UPDATED 11:26 EST / NOVEMBER 15 2011

NEWS

Facebook Gore-Porn Account Hijacking Epidemic Reaches a Fever Pitch

It’s as if the circus of pornographic horrors has marched into the hallowed, staid halls of Facebook, painting over the frescoes and setting up shops of debauchery on every corner. A new exploit, slowly gathering steam over the past few days, has been hijacking users’ newsfeeds and turning them into a churning cesspit of unwanted graphic imagery. An unchecked deluge of hardcore pornography, gory and violent pictures, and images of animal abuse have gushed out across the social-media site.

According to the Christian Post this morning, part of the exploit appears to be a standard linkspam involving a popular celebrity—in this case Kim Kardashian—suggesting that users click through in order to view a video. The article goes on to say the link then goes on to load a scripted webpage that hijacks the person’s account.

Reporters at Gawker have speculated that this might be related to the hacktivst collective, Anonymous; but unlike the nature of the collective nobody has taken any sort of credit. The behavior of the Anonymous collective is that often the cells seek out anonymous notoriety by pressing their advantage and posting a manifesto along with whatever prank has been devised. The recently-passed Guy Fawke’s Day and its connection to the Anonymous memeplex also brought the possible connection to mind, as Anonymous has promised to bring Facebook to its knees on Nov 5th.

Although, doing so days after the suggested date seems to dilute the connection somewhat.

The user reaction to the problem has been nothing less than staggering revulsion. The imagery being poured through computer screens and into the eyes of unsuspecting Facebook users runs the gamut from Photoshopped images of Justin Bieber in compromising pornographic situations to images of horrifying animal cruelty. Twitter has been aflame with numerous complaints about the horrorshow thrust upon unsuspecting Facebook users and others have been questioning why they use the site at all.

Facebook is not all rainbows and roses: Insecurity reveals the dark underbelly

ZDNet writer Violet Blue weighs in that this sort of cyberprank could be directed at Facebook’s apparent uptight culture—of course it’s shanghai-and-shock sort of attitude makes it feel like more of a middle-finger than a social commentary.

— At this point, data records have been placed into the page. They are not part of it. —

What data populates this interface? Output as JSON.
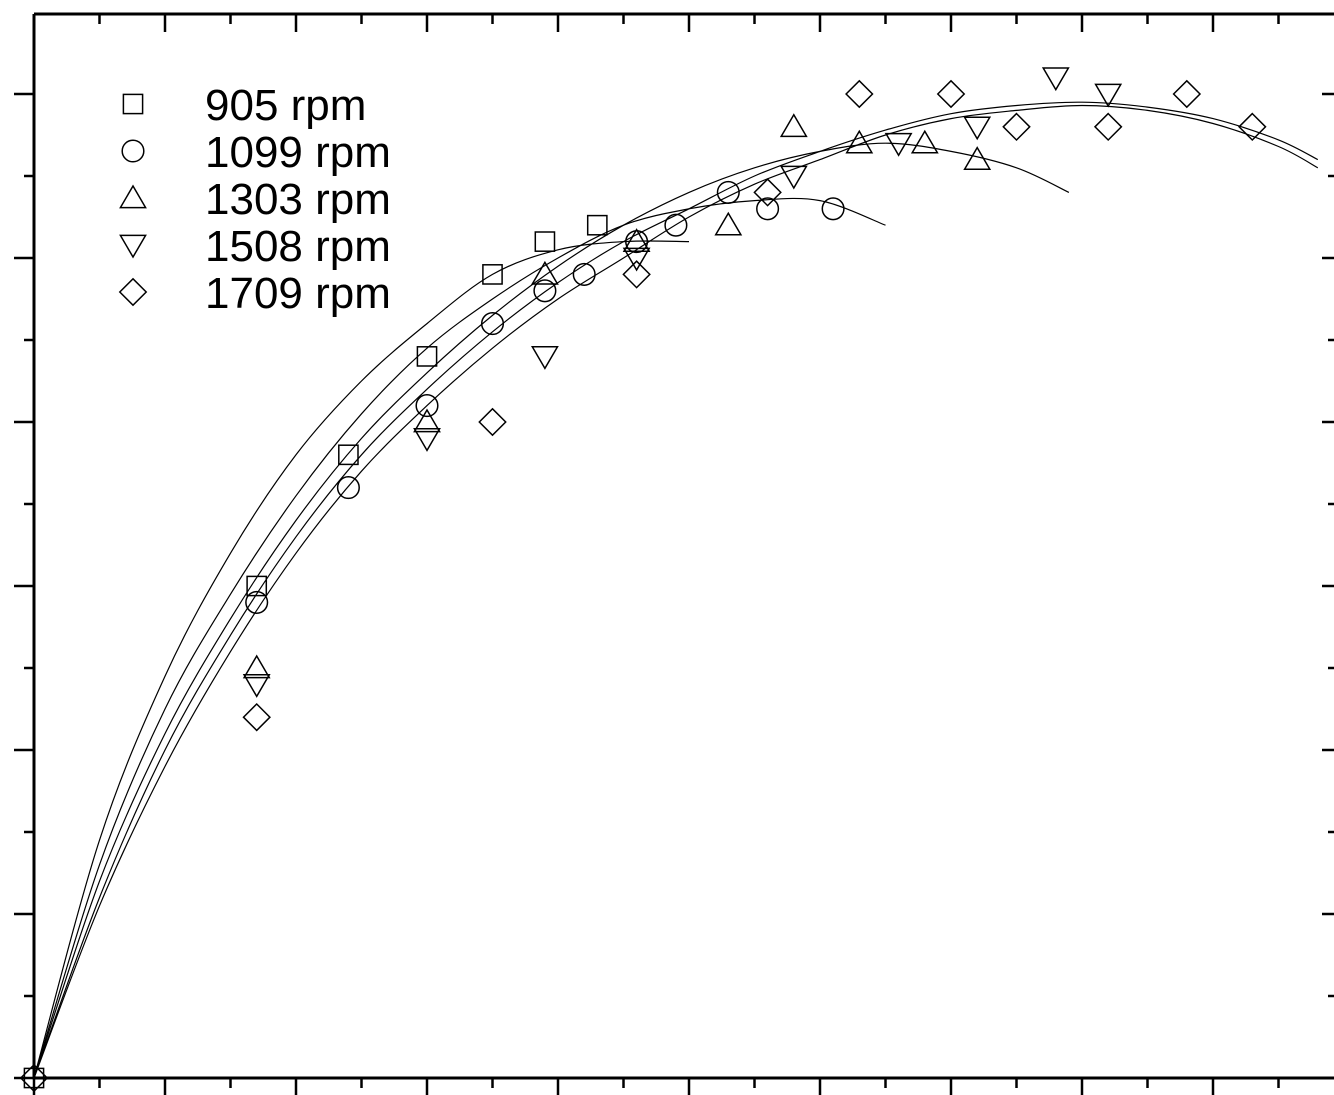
{
  "chart_data": {
    "type": "scatter",
    "title": "",
    "xlabel": "",
    "ylabel": "",
    "xlim": [
      0,
      9.8
    ],
    "ylim": [
      0,
      6.4
    ],
    "x_major_ticks": [
      0,
      1,
      2,
      3,
      4,
      5,
      6,
      7,
      8,
      9
    ],
    "y_major_ticks": [
      0,
      1,
      2,
      3,
      4,
      5,
      6
    ],
    "minor_ticks": true,
    "grid": false,
    "legend_position": "top-left",
    "series": [
      {
        "name": "905 rpm",
        "marker": "square",
        "points": [
          [
            0,
            0
          ],
          [
            1.7,
            3.0
          ],
          [
            2.4,
            3.8
          ],
          [
            3.0,
            4.4
          ],
          [
            3.5,
            4.9
          ],
          [
            3.9,
            5.1
          ],
          [
            4.3,
            5.2
          ]
        ],
        "curve": [
          [
            0,
            0
          ],
          [
            0.5,
            1.45
          ],
          [
            1.0,
            2.45
          ],
          [
            1.5,
            3.2
          ],
          [
            2.0,
            3.8
          ],
          [
            2.5,
            4.25
          ],
          [
            3.0,
            4.6
          ],
          [
            3.5,
            4.9
          ],
          [
            4.0,
            5.05
          ],
          [
            4.5,
            5.1
          ],
          [
            5.0,
            5.1
          ]
        ]
      },
      {
        "name": "1099 rpm",
        "marker": "circle",
        "points": [
          [
            1.7,
            2.9
          ],
          [
            2.4,
            3.6
          ],
          [
            3.0,
            4.1
          ],
          [
            3.5,
            4.6
          ],
          [
            3.9,
            4.8
          ],
          [
            4.2,
            4.9
          ],
          [
            4.6,
            5.1
          ],
          [
            4.9,
            5.2
          ],
          [
            5.3,
            5.4
          ],
          [
            5.6,
            5.3
          ],
          [
            6.1,
            5.3
          ]
        ],
        "curve": [
          [
            0,
            0
          ],
          [
            0.5,
            1.3
          ],
          [
            1.0,
            2.25
          ],
          [
            1.5,
            2.95
          ],
          [
            2.0,
            3.55
          ],
          [
            2.5,
            4.05
          ],
          [
            3.0,
            4.45
          ],
          [
            3.5,
            4.75
          ],
          [
            4.0,
            5.0
          ],
          [
            4.5,
            5.2
          ],
          [
            5.0,
            5.3
          ],
          [
            5.5,
            5.35
          ],
          [
            6.0,
            5.35
          ],
          [
            6.5,
            5.2
          ]
        ]
      },
      {
        "name": "1303 rpm",
        "marker": "triangle-up",
        "points": [
          [
            1.7,
            2.5
          ],
          [
            3.0,
            4.0
          ],
          [
            3.9,
            4.9
          ],
          [
            4.6,
            5.1
          ],
          [
            5.3,
            5.2
          ],
          [
            5.8,
            5.8
          ],
          [
            6.3,
            5.7
          ],
          [
            6.8,
            5.7
          ],
          [
            7.2,
            5.6
          ]
        ],
        "curve": [
          [
            0,
            0
          ],
          [
            0.5,
            1.2
          ],
          [
            1.0,
            2.1
          ],
          [
            1.5,
            2.8
          ],
          [
            2.0,
            3.4
          ],
          [
            2.5,
            3.9
          ],
          [
            3.0,
            4.3
          ],
          [
            3.5,
            4.65
          ],
          [
            4.0,
            4.95
          ],
          [
            4.5,
            5.2
          ],
          [
            5.0,
            5.4
          ],
          [
            5.5,
            5.55
          ],
          [
            6.0,
            5.65
          ],
          [
            6.5,
            5.7
          ],
          [
            7.0,
            5.65
          ],
          [
            7.5,
            5.55
          ],
          [
            7.9,
            5.4
          ]
        ]
      },
      {
        "name": "1508 rpm",
        "marker": "triangle-down",
        "points": [
          [
            1.7,
            2.4
          ],
          [
            3.0,
            3.9
          ],
          [
            3.9,
            4.4
          ],
          [
            4.6,
            5.0
          ],
          [
            5.8,
            5.5
          ],
          [
            6.6,
            5.7
          ],
          [
            7.2,
            5.8
          ],
          [
            7.8,
            6.1
          ],
          [
            8.2,
            6.0
          ]
        ],
        "curve": [
          [
            0,
            0
          ],
          [
            0.5,
            1.1
          ],
          [
            1.0,
            2.0
          ],
          [
            1.5,
            2.7
          ],
          [
            2.0,
            3.3
          ],
          [
            2.5,
            3.8
          ],
          [
            3.0,
            4.2
          ],
          [
            3.5,
            4.55
          ],
          [
            4.0,
            4.85
          ],
          [
            4.5,
            5.1
          ],
          [
            5.0,
            5.3
          ],
          [
            5.5,
            5.5
          ],
          [
            6.0,
            5.65
          ],
          [
            6.5,
            5.78
          ],
          [
            7.0,
            5.88
          ],
          [
            7.5,
            5.93
          ],
          [
            8.0,
            5.95
          ],
          [
            8.5,
            5.92
          ],
          [
            9.0,
            5.85
          ],
          [
            9.5,
            5.72
          ],
          [
            9.8,
            5.6
          ]
        ]
      },
      {
        "name": "1709 rpm",
        "marker": "diamond",
        "points": [
          [
            0,
            0
          ],
          [
            1.7,
            2.2
          ],
          [
            3.5,
            4.0
          ],
          [
            4.6,
            4.9
          ],
          [
            5.6,
            5.4
          ],
          [
            6.3,
            6.0
          ],
          [
            7.0,
            6.0
          ],
          [
            7.5,
            5.8
          ],
          [
            8.2,
            5.8
          ],
          [
            8.8,
            6.0
          ],
          [
            9.3,
            5.8
          ]
        ],
        "curve": [
          [
            0,
            0
          ],
          [
            0.5,
            1.05
          ],
          [
            1.0,
            1.9
          ],
          [
            1.5,
            2.6
          ],
          [
            2.0,
            3.2
          ],
          [
            2.5,
            3.7
          ],
          [
            3.0,
            4.1
          ],
          [
            3.5,
            4.45
          ],
          [
            4.0,
            4.75
          ],
          [
            4.5,
            5.0
          ],
          [
            5.0,
            5.25
          ],
          [
            5.5,
            5.45
          ],
          [
            6.0,
            5.6
          ],
          [
            6.5,
            5.75
          ],
          [
            7.0,
            5.85
          ],
          [
            7.5,
            5.9
          ],
          [
            8.0,
            5.93
          ],
          [
            8.5,
            5.9
          ],
          [
            9.0,
            5.82
          ],
          [
            9.5,
            5.68
          ],
          [
            9.8,
            5.55
          ]
        ]
      }
    ]
  }
}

This comes as something of a massive slap in the face to Facebook over their otherwise Victorian conservative attitude and straight-laced approach to social media. As an administration, the current Facebook has never had a very good outlook on adult content and tends to shut it down without reaction. They have also been implicated, repeatedly, for extremely bad policies involving user privacy and account controls—possibly leading directly to the hijacks we’re seeing now.

Account hijack and social engineering scams abound on Facebook, one that took the fight front-and-center by TPing the social media site’s mansion has been bound to come out of the woodwork. We’ve seen scams perpetrated such as “the girl who killed herself on Halloween,” multiple leveraging off celebrity deaths like Amy Winehouse, Steve Jobs, and even Osama bin Ladin. Getting credulous people to click on links—or even accept applications that then can hijack their account appears to be extremely easy.

If anything the recent, weird “Take This Lollipop: I dare you” campaign seems to have been eclipsed by the sheer audacity of this rapidly spreading attack.

This sort of event seems like it would be inevitable. Facebook opened up a real-time updating mechanism that displayed images into feeds to everyone, they have a highly exploitable system with Byzantine privacy- and account-controls, and have already been shown to be a festering pit social engineering worms that repeatedly strike and pass through the site with little in the way of an immune system.

Facebook has contracted the chicken pox—gore-porn pox?—and unless the site gets on the ball with user security and clamps down on the mechanisms by which accounts can be compromised, this sort of event is going to keep happening.